Maul reached up and yanked open his collar to reveal the bundles of credits that he’d stuffed inside his uniform before leaving Nightside. He held them up. “Three hundred thousand credits. They’re yours.”
The Weequay didn’t answer. Instead, he raised his arm, and the bird took flight, arrowing across the cell like a shadow cut loose from the object that cast it, streaking straight for Maul’s face, talons extended. Ducking, Maul swung one fist to knock it aside, but the bird dove down under his arm at the last second and came up screaming, claws fastened to his face, pecking furiously at his eyes.
Maul grabbed the bird blindly, ripped it from where it had fastened itself to his face, and tried to fling it to the floor, where he could stomp it to death, but it squirmed free and took flight, still cawing and shrieking across the cell in a trail of feathers.
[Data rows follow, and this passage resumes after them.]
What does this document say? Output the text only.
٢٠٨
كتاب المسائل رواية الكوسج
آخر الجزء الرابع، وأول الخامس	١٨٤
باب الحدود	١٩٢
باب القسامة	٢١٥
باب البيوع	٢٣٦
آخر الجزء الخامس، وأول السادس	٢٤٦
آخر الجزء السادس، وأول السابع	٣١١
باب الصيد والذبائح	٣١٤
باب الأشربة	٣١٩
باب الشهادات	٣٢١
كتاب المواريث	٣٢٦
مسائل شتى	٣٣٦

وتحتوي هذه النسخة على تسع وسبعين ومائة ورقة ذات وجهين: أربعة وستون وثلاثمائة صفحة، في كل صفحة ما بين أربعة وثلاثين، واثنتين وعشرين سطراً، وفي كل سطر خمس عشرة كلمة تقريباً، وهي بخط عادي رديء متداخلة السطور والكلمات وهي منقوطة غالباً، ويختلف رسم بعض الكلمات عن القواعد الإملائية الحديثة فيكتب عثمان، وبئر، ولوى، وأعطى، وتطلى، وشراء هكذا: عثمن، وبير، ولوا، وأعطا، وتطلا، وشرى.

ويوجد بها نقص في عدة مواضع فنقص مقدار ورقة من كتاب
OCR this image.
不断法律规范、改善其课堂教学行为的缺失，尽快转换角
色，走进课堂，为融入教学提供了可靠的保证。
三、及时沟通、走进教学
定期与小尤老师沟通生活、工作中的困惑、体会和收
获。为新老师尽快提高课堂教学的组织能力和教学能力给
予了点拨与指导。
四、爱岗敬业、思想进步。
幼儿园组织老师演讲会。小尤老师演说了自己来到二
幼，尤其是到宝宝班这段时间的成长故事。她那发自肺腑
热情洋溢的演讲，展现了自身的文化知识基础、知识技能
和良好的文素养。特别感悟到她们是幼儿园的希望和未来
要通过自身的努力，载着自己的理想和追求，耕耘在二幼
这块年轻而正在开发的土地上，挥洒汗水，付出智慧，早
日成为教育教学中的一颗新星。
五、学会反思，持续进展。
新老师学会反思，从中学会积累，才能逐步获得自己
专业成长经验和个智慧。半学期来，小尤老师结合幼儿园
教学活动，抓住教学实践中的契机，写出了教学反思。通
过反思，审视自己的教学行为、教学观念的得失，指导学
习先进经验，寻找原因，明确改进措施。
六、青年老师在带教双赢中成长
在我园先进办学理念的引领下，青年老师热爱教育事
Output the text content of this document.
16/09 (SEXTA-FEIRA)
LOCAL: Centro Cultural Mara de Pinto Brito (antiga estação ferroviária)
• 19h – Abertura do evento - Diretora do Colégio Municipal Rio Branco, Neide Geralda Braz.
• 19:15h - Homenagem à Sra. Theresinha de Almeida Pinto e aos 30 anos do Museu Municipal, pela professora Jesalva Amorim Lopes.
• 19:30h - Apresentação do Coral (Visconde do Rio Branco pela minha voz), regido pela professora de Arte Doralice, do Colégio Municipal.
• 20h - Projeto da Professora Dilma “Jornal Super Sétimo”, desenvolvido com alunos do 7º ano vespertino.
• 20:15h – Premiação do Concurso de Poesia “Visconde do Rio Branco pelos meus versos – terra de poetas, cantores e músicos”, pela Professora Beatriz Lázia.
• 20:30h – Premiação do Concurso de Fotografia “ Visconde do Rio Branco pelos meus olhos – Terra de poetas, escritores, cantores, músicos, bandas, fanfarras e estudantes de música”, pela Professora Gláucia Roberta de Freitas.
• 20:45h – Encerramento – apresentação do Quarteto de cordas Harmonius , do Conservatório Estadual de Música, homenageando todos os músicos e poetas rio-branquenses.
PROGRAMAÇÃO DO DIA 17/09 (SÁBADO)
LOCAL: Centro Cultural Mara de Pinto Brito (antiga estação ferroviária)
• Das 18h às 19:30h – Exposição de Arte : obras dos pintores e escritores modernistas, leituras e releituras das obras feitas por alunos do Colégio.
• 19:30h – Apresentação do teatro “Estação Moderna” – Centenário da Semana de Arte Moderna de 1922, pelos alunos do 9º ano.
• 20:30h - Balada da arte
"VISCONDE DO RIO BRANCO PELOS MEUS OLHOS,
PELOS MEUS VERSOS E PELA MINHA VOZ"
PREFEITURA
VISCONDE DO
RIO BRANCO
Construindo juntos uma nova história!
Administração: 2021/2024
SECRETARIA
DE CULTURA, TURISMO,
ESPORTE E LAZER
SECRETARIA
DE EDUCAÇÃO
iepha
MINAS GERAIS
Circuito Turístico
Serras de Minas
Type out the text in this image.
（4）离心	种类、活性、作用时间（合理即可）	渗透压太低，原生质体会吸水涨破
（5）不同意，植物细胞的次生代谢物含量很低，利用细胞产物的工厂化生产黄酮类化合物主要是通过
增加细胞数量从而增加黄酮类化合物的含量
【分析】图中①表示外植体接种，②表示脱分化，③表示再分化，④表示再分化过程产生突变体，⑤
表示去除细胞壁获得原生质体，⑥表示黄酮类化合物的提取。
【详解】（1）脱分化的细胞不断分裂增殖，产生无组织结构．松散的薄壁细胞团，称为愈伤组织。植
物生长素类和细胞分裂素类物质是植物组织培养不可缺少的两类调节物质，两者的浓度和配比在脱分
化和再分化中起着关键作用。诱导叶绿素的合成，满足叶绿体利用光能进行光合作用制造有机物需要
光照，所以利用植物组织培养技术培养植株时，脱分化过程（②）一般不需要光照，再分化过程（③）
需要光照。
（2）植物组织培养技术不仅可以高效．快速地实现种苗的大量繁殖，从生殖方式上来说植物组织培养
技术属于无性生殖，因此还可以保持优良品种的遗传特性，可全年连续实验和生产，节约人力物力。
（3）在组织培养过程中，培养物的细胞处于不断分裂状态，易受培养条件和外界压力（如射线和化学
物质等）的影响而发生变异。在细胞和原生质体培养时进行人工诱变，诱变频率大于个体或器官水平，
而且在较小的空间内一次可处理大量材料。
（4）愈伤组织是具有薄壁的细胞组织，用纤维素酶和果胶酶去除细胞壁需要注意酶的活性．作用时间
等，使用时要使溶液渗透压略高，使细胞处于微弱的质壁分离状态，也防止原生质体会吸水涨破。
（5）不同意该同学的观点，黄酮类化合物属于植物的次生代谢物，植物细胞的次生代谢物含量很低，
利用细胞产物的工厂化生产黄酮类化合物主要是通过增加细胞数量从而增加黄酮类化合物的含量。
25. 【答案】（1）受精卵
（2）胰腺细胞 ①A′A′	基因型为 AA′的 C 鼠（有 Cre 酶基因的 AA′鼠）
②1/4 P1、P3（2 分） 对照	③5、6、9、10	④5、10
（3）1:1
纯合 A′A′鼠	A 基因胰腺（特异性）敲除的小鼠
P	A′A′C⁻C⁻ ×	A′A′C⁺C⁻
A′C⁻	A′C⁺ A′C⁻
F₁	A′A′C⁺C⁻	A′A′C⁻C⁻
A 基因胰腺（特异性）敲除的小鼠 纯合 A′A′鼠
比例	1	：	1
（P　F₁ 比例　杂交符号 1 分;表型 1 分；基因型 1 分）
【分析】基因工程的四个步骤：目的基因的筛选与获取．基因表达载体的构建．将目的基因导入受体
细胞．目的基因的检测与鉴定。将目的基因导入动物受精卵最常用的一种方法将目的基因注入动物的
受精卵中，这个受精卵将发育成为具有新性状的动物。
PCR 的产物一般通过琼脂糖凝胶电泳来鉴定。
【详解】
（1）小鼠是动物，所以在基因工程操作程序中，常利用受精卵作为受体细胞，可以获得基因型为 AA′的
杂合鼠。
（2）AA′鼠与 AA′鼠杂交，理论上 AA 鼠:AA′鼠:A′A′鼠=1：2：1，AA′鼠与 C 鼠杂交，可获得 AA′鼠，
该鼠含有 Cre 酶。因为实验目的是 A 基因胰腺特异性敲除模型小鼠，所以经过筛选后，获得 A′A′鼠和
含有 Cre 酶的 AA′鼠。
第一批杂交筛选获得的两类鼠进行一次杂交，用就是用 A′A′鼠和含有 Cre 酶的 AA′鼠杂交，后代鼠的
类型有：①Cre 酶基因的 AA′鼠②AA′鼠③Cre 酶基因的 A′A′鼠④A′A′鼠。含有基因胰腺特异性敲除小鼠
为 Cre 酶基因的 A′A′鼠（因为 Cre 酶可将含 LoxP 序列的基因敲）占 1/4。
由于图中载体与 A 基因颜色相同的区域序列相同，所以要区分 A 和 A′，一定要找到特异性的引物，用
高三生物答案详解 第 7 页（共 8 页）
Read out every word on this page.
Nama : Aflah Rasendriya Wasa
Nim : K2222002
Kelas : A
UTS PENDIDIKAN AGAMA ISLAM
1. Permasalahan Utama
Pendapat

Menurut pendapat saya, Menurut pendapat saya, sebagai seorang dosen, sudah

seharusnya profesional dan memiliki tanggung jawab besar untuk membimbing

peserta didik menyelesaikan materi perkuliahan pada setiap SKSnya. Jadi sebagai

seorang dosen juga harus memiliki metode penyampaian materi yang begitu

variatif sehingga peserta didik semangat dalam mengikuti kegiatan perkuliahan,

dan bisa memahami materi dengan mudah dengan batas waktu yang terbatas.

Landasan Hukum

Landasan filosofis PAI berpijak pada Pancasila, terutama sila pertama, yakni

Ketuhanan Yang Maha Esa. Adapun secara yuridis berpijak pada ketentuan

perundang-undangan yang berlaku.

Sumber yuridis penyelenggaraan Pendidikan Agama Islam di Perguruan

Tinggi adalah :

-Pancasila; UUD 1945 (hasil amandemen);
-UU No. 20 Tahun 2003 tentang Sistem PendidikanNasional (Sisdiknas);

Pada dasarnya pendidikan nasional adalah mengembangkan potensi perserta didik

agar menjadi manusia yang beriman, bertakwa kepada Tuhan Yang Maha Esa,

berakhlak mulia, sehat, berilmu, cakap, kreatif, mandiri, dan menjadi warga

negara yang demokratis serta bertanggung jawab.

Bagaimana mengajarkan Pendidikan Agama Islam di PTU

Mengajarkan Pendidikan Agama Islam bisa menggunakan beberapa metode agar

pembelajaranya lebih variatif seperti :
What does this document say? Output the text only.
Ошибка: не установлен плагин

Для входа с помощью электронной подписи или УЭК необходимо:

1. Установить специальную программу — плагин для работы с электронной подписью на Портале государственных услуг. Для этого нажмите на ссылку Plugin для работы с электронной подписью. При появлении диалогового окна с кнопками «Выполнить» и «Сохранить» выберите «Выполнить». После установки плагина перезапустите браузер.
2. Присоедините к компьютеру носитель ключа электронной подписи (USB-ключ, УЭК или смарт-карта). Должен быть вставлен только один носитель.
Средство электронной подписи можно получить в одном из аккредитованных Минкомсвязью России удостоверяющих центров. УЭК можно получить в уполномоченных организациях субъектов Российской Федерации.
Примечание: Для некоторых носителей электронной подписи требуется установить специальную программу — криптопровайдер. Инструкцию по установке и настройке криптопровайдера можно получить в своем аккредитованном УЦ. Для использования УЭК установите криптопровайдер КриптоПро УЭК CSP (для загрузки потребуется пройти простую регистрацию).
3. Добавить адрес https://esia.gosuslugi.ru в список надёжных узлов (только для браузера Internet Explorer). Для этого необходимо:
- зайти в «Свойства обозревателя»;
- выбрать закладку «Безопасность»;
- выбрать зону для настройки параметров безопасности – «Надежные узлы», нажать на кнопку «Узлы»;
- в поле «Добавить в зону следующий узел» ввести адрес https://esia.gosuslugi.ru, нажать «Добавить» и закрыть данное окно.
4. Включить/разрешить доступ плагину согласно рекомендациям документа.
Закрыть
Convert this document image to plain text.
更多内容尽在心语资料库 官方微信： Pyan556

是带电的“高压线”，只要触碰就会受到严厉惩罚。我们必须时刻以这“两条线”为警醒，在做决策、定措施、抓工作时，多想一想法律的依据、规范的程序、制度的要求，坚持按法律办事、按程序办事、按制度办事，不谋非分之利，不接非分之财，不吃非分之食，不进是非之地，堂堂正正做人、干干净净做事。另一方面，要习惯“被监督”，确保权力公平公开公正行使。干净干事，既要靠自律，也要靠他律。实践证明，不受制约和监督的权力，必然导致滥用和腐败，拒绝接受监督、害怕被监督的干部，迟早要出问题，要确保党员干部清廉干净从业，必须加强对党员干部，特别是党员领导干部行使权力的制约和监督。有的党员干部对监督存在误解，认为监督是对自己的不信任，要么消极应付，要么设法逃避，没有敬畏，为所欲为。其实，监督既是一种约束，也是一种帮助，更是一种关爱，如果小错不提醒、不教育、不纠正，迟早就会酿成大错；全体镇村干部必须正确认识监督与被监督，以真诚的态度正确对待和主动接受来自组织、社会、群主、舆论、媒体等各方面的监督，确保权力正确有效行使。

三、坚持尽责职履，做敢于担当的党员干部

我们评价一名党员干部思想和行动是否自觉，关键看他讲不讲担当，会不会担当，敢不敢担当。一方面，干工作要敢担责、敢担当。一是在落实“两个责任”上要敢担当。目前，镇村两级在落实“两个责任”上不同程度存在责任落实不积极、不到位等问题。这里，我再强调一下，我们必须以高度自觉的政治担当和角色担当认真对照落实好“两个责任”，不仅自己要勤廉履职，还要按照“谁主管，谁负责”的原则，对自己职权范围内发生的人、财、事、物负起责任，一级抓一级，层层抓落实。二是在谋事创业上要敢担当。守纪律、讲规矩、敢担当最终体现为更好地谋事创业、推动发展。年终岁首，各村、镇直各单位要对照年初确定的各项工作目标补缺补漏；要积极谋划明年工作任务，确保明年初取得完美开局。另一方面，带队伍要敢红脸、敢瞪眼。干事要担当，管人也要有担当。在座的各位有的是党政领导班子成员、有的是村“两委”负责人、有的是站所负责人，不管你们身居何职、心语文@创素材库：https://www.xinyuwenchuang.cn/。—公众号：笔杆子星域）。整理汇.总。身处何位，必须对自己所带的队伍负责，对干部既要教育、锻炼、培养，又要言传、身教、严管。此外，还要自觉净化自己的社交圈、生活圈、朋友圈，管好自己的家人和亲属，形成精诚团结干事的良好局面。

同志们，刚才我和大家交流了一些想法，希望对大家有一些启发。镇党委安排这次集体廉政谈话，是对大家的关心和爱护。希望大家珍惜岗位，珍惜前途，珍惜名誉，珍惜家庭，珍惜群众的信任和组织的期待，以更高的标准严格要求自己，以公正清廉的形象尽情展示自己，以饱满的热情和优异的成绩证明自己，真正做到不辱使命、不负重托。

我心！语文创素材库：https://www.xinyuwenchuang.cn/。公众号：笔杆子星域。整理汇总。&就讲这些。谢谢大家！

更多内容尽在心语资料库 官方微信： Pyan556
He raised his head and wiped his eyes. His vision was a curtain of blood beyond which the Weequay arose, the vaguest of shapes, though nearer than ever.
“I know exactly what you are,” Radique’s voice said, very close. “And I know who sent you here.” He was raising something over his head—some kind of melee weapon, some dagger or pike whose specifics Maul couldn’t immediately discern—already intent on delivering the deathblow. “Now I will give you what you deserve.”
A supernova of pain exploded through Maul’s right flank, and his right arm went numb even as he lifted it in an attempt at self-defense.
But the paralysis went far deeper than that. For the first time since he’d arrived at Cog Hive Seven, Maul had no idea how to proceed. Killing Radique now would mean the end of his mission—total failure in the eyes of his Master and the Sith.
Yet anything less would cost him his life.
“You serve the Bando Gora,” the Weequay’s voice was saying, from somewhere behind the scarlet veil.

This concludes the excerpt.